Reese turned into one of the best golfers in 3A. She qualified for state in 2019, despite starting playing earlier that year.
“Being able to make it to state my junior year was crazy to me,” Reese said. “Throughout my two years of playing, the only [tournament] I did not medal in was regionals this year.”
Reese plans to play golf for Baker University.
Riley Titus, Sr., Ottawa
Titus is an all-around athlete for Cyclones, participating in volleyball, golf, basketball and softball throughout her high school years.
“When I tore my ACL and did not play volleyball my [junior] year, I wanted something that was new and different,” Titus said. “We did not have girls golf, so I tried to get the team going. It was really fun.”
That first year was a learning experience for Titus. This past season, her game improved tremendously and qualified for the 4A State Tournament.
“My focus was to get lower scores than I had last year,” Titus said. “I beat my scores by 30 strokes. It excited me. It was a great experience. In golf, you have to focus more. “
Aubrey Vasquez, Soph., Ottawa
Vasquez quickly became the team leader for the Cyclones. Vasquez played recreational golf with her dad and decided to join the high team as a freshman.
“I thought it would be a fun sport,” Vasquez said. “I did not realize how frustrating it would be.”
She is a two-time state qualifier. She found the social part of golf an important component this season.
“My freshman year, I was always the youngest in the group, so I didn’t talk a whole lot,” she said.
Shai Aho, Sr. Ottawa
Aho started playing golf for social reasons and quickly her competitiveness came out.
“I started playing in 2019 when they started the golf team,” she said. “I did it to play a fall sport with my friends. I ended up really enjoying it. I love going to tournaments and meeting new people. You get to spend a couple of hours with people you normally don’t get to talk to. I love practicing with my friends. We get to bond with each other.
“Last year, I really did not know what I was doing. I knew I wanted to get better. Ending the season five strokes away from state, made me determined to do better. This year, I went out and medaled in a lot of tournaments. I was disappointed at the end of the season as I was one stroke away from state.”
Virginia Wright, Sr., West Franklin
Wright loves how golf is both an individual and team sport.

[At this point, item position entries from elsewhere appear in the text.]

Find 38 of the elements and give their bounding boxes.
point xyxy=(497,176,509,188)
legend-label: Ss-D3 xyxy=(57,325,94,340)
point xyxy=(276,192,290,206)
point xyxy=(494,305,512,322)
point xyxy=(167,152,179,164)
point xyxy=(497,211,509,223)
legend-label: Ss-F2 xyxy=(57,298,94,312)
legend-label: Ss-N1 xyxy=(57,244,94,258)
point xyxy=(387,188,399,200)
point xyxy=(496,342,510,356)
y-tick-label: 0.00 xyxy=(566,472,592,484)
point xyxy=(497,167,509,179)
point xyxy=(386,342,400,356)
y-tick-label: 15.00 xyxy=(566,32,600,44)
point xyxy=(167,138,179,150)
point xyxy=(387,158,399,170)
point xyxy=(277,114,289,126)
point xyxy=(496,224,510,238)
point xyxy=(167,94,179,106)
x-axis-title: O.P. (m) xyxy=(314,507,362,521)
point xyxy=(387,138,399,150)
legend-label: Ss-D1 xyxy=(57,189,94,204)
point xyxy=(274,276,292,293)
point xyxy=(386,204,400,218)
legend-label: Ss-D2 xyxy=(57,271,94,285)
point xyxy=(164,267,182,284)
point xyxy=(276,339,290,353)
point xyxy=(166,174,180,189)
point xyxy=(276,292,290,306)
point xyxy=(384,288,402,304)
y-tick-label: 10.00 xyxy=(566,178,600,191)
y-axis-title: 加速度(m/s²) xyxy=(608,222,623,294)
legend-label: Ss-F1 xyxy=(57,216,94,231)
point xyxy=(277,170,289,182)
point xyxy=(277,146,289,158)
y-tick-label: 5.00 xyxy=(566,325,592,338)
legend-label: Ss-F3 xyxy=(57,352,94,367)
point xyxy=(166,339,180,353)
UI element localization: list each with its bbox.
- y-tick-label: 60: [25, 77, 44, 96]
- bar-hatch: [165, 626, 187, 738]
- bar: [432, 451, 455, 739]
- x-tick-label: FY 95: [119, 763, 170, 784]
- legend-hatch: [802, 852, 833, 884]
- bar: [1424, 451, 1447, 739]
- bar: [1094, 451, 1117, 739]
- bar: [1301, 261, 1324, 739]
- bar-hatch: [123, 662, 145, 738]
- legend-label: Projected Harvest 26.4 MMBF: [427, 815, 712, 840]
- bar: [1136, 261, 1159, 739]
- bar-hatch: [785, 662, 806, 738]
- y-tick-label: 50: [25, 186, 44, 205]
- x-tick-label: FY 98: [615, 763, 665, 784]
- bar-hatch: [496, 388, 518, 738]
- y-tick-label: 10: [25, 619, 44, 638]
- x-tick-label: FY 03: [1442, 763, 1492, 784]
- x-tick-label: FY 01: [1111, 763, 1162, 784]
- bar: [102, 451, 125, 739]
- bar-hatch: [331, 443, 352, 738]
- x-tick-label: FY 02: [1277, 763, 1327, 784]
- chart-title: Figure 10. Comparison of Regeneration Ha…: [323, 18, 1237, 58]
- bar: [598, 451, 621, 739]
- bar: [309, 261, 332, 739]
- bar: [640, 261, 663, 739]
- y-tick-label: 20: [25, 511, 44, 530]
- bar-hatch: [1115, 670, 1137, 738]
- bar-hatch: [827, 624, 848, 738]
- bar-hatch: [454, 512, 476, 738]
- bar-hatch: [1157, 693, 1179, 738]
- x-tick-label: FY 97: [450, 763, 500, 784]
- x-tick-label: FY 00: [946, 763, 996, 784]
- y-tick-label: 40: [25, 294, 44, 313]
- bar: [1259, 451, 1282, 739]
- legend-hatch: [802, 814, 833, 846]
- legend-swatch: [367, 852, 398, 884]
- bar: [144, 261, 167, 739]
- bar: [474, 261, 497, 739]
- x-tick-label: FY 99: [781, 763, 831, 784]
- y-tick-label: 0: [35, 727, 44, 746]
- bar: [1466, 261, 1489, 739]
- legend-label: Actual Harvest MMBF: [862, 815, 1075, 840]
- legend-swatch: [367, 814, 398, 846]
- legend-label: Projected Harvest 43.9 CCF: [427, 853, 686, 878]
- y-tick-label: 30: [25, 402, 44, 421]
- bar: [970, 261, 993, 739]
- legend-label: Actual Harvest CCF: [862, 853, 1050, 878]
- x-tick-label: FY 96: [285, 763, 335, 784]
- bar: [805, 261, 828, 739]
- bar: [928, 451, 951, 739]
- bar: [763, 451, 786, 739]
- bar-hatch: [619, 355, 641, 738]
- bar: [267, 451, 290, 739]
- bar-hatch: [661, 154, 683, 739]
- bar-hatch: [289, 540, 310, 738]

“ I like how personalized it is,” Wright said. “It is as hard or easy as you make it. I can be as competitive as I want.”
Wright’s family exposed her to the game when she was young. She joined the high school team as a sophomore and improved each year. This season, she qualified for state.
“This year was eye-opening,” she said. “Hard work does pay off. I started out shooting in the 90s for nine holes. That completely turned around with lots of hard work.
“ It was so cool and exhilarating [at state]. I really appreciated how much other people took it seriously too.”
Wright said golf will remain in her life after high school.
“I don’t know if I will play for a college team,” she said.